The shed was built by TJ Garahy, based in Kiltegan, Co Wicklow; concreting was done by Tommy Ging. The shed and handling yard cost €80,000, excluding VAT, and before receipt of grant aid. Michael built under the FWMS, and has received his first 40% instalment.
Most farmers who built a winter house over the past two years also invested in a modern handling yard beside it. Michael’s new yard measures 18.2m long (60ft) and 9.1m wide (30ft), which is more than big enough. The door from the shed opens in a forcing pen for the race. Effectively, cattle can be let out of any of the pens in the shed, and straight into the race and crush. The walls are high at over 7ft. ’’They’re high enough so that the cattle are not tempted. And they give shelter to the yard,’’ he said
But, Michael also wanted the handling yard to be available if needed for other use, for example temporary holding and loading of grain at harvest time. As a result, the crush and race can be removed. The crush can be hitched on to the back of a jeep or tractor. The race can be lifted up. All its posts sit into lined holes in the concrete. At the same time, the race is secure and safe to operate; the centre post means the gate won’t bend under pressure from big suckler cows.

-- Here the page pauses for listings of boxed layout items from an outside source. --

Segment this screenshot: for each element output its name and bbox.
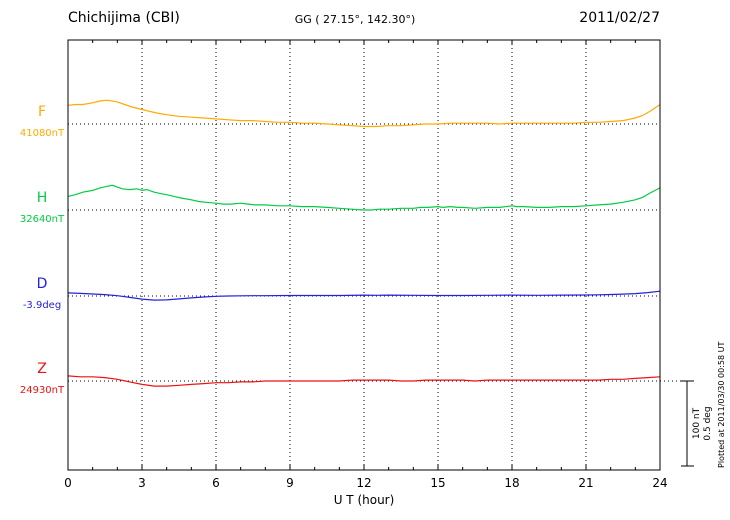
series-baseline-value-Z: 24930nT — [19, 385, 65, 396]
series-baseline-value-F: 41080nT — [19, 128, 65, 139]
series-baseline-value-H: 32640nT — [19, 214, 65, 225]
x-tick-label-12: 12 — [356, 476, 372, 490]
series-label-F: F — [37, 104, 47, 120]
series-baseline-value-D: -3.9deg — [22, 300, 62, 311]
trace-H — [67, 184, 661, 211]
x-tick-label-0: 0 — [64, 476, 72, 490]
x-tick-label-18: 18 — [504, 476, 520, 490]
x-tick-label-24: 24 — [652, 476, 668, 490]
plot-date: 2011/02/27 — [579, 10, 660, 26]
scale-bar-label-2: 0.5 deg — [703, 406, 713, 440]
series-label-Z: Z — [37, 361, 47, 377]
x-tick-label-15: 15 — [430, 476, 446, 490]
scale-bar-label-1: 100 nT — [692, 407, 702, 439]
trace-F — [67, 99, 661, 128]
scale-bar: 100 nT 0.5 deg — [681, 380, 713, 467]
geographic-coordinates: GG ( 27.15°, 142.30°) — [294, 13, 416, 26]
series-label-H: H — [36, 190, 48, 206]
trace-D — [67, 290, 661, 301]
x-tick-label-9: 9 — [286, 476, 294, 490]
series-label-D: D — [36, 276, 48, 292]
station-title: Chichijima (CBI) — [68, 10, 180, 26]
x-tick-label-6: 6 — [212, 476, 220, 490]
plotted-at-note: Plotted at 2011/03/30 00:58 UT — [717, 342, 726, 468]
x-axis-label: U T (hour) — [333, 493, 395, 507]
x-tick-label-3: 3 — [138, 476, 146, 490]
gridlines — [141, 40, 587, 470]
x-tick-label-21: 21 — [578, 476, 594, 490]
plot-frame — [67, 39, 661, 471]
trace-Z — [67, 375, 661, 387]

Metal work in the shed is simple, but effective. This creep gate is adjustable. The barrier is telescopic, sliding in to widen the gap as calves grow bigger. The bolt with a T-handle locks the sliding gate at the chosen width.
Inside the shed, all gate latches are stockproofed against nosing and licking. The guard has to be lifted up to allow the bar be slid across.
This gate won’t rattle in the wind On outside gates, a simple hoop welded on to a stanchion gives support. Held like this, the gate hinges are less likely to be damaged than if just a chain was used.
Lockable feed barriers are fitted on one bay. ’’They’re a must for suckler cows,’’ Michael said. ’’We did a ceasarean section on one, while she was restrained in one of the barriers. We had the comfort of the shed with good lighting, and all the rest. They’re not a lot extra in cost, perhaps €250 for a bay,’’ he said.
The site where the shed was built sloped down below the level of the existing yard, so the ground had to be raised at one end. The fall can be seen in this picture, which was taken by Elaine Tomlinson during the building job last autumn. The top of the underground tank, which is 8ft deep, was well above the original ground level, by as much as 1m at the near end.
Luckily, there was gravel freely available on the farm for building up the site. Michael told me that over 2,000 tonnes was used. The top soil was dug off the site, and then the gravel was hauled up by three dump trailers over the course of two days. Bought in fill would’ve cost from €100 to €150 plus VAT per 20t load, depending on what material was used, so even after allowing for the cost of haulage I calculate the saving would have been €10,000 or more.
Michael Tomlinson and his daughter, Elaine, outside the new suckler shed and handling yard.